そんなこんなの翌日、こうして新屋の話を聞き流しつつ回想を終えた司狼は、ふとポケットに入れたままのパスケースにそっと触れる。
 その中には、昨日もらった名刺が二枚。
 片方は店の、もう片方は永居の名刺だ。
(……今日言ったら迷惑なんかな? いやでもお礼は早めに)
 したほうがいいんじゃなかろうか。
 社会人に謝礼をするにはどうしたらいいだろうかと、朝起きてからずっと司狼は悩んでいる。
(食べ物売ってる人だし、菓子折りとかじゃまずいよな……)
 うーんどうしよう、なんて思っていると、目の前の新屋がずいっと司狼の顔を覗き込んできた。
「シロー。シローってば、きいてる?」
「きいてない」
 どうやら結構な時間覗き込まれていたらしい。
 ふくれっ面の新屋の問いかけに間髪入れず答えると、ぶくっと頬を膨らませた後、新屋はため息をつく。
「……まぁいいや。んで? 何のお悩みさ?」
「あー、礼って何すべきなんかなと」
「お礼?」
「んー。大人にお礼って難しいのな」
 心ここに在らずと言った風情でぽつりとつぶやいた言葉に、ぴん、と新屋のアンテナが立った事など、今の司狼にわかるはずもなかった。
 父さん妖気です! なんて言い出しそうな新屋は、にやぁっと笑った後にすすすと司狼に近づいてくる。
「ねね、なんのお礼? 女? 大人ってなになに?」
 しかし、ずいっと顔を近づけられたにもかかわらず司狼は新屋の声など聞こえていない様子で腕を組んで。
「菓子折りぐらいしか思いつかねぇんだよな。それともなんかアクセ系送ったほうがいいんかな、あとはハンカチとか……って。うわ、近ぇ」
 そのあとふと新屋の存在に気づいて驚いた。
「なぁにその反応。親友の存在も忘れて悩み事なんてあっやしーぃ」
「お前の態度のが怪しいっつの」
 俺は単純にお礼の仕方を悩んでいただけだと言って新屋の顔をどけながら、司狼は再び腕を組む。
 そう言えば昔、大学生はものすごく大人に見えた。
 だがいざなってみればてんで子供なのだなと思う。
 結局大人に対する態度をどうしたらいいのかもよくわからないし、社会人に何を渡したらいいのかもわからない。そして何をしても許される子供でもない。
「はー……」
「なんだよ司狼、その目は」
 目の前に立っているいかにも青春を謳歌していますと言った表情の新屋が羨ましくない、と言えばうそになる。
 どうにも司狼はそのあたりが苦手だからだ。
 もう少しそのあたり可愛げがあったら、こんなにため息が多い人間でも、こんなに人生に枯れたような人間でもなかったはずだから。
「……いいなあ、新屋」
「はい?」
「俺新屋になりてぇ……」
「はぁ? なにいきなりそんなキモチワルイ」
 どうしたの病気? なんて額を触ってくる手を振り払って、もう一度司狼はため息をついた。
 別に新屋に悩みがないだなんて思っていないけれど。
 それでも、今現在の司狼の悩みが消えてなくなるならなってみたい。そしてそんな司狼の悩みを馬鹿にして吹き飛ばしてやりたい。そう思うのだ。

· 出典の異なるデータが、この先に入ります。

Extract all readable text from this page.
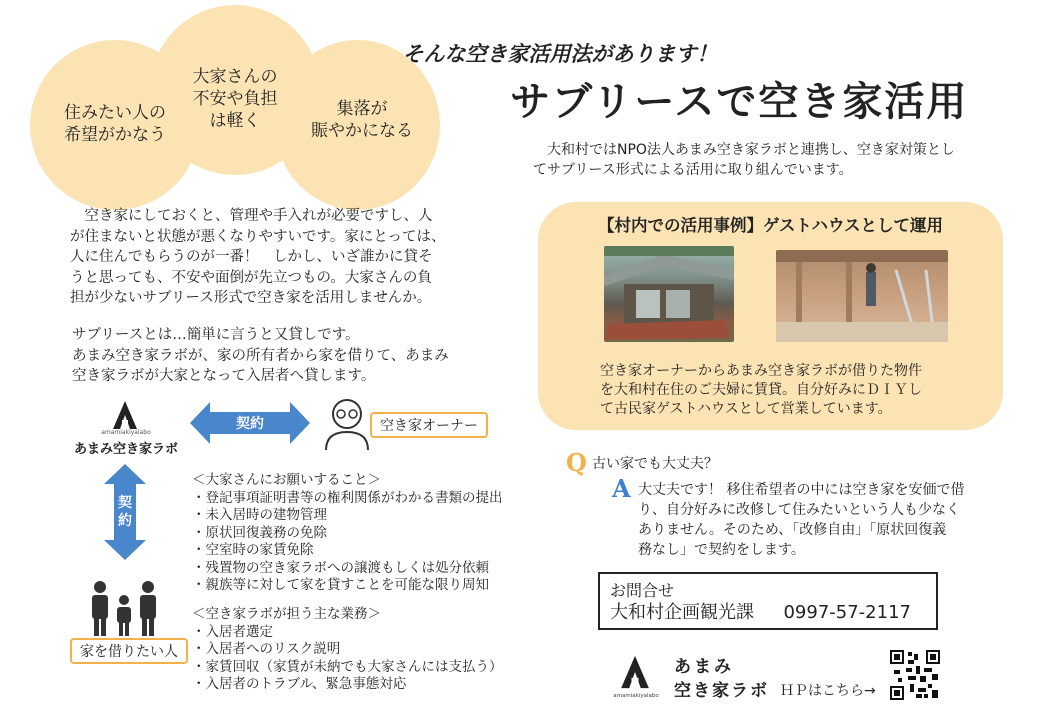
住みたい人の
希望がかなう
大家さんの
不安や負担
は軽く
集落が
賑やかになる
そんな空き家活用法があります！
サブリースで空き家活用
大和村ではNPO法人あまみ空き家ラボと連携し、空き家対策とし
てサブリース形式による活用に取り組んでいます。
　空き家にしておくと、管理や手入れが必要ですし、人
が住まないと状態が悪くなりやすいです。家にとっては、
人に住んでもらうのが一番！　しかし、いざ誰かに貸そ
うと思っても、不安や面倒が先立つもの。大家さんの負
担が少ないサブリース形式で空き家を活用しませんか。
サブリースとは…簡単に言うと又貸しです。
あまみ空き家ラボが、家の所有者から家を借りて、あまみ
空き家ラボが大家となって入居者へ貸します。
amamiakiyalabo
あまみ空き家ラボ
契約	空き家オーナー
契
約
家を借りたい人
＜大家さんにお願いすること＞
・登記事項証明書等の権利関係がわかる書類の提出
・未入居時の建物管理
・原状回復義務の免除
・空室時の家賃免除
・残置物の空き家ラボへの譲渡もしくは処分依頼
・親族等に対して家を貸すことを可能な限り周知
＜空き家ラボが担う主な業務＞
・入居者選定
・入居者へのリスク説明
・家賃回収（家賃が未納でも大家さんには支払う）
・入居者のトラブル、緊急事態対応
【村内での活用事例】ゲストハウスとして運用
空き家オーナーからあまみ空き家ラボが借りた物件
を大和村在住のご夫婦に賃貸。自分好みにＤＩＹし
て古民家ゲストハウスとして営業しています。
Q 古い家でも大丈夫？
A 大丈夫です！ 移住希望者の中には空き家を安価で借
り、自分好みに改修して住みたいという人も少なく
ありません。そのため、「改修自由」「原状回復義
務なし」で契約をします。
お問合せ
大和村企画観光課 0997-57-2117
amamiakiyalabo
あまみ
空き家ラボ ＨＰはこちら→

 まあ、そんなこんなぐるぐるしていたら、結局その場でお礼を何にするかなんて決まるはずもなかった。





     *     *     *





 そして週の終わりの土曜日。
 司狼は店の前に立った。
 結局三日、悩みに悩んで用意したのは小さな包み。
 だが。
(……そういや何時オープンとか、ちゃんと見てなかった)
 がっくりと肩を落とすのは、店のドアに『CLOSED』の看板がかけられているからだ。
 もらった店の名刺を見れば『OPEN 15:00』の文字。
 そして時計の針が示すのは午後11時。
 大抵のレストランは11時か11時半がオープンだろうとか勝手に思い込んできたのが馬鹿だった、と言うところか。
 せっかくなけなしの勇気を出してやって来たのに肩すかしを喰らって、司狼はため息をつきながら踵を返そうとする。
 その足を止めたのは。
「あれ? もしかして――……」
 多分もう二度と忘れる事がないと思った、チョコレートみたいな声だ。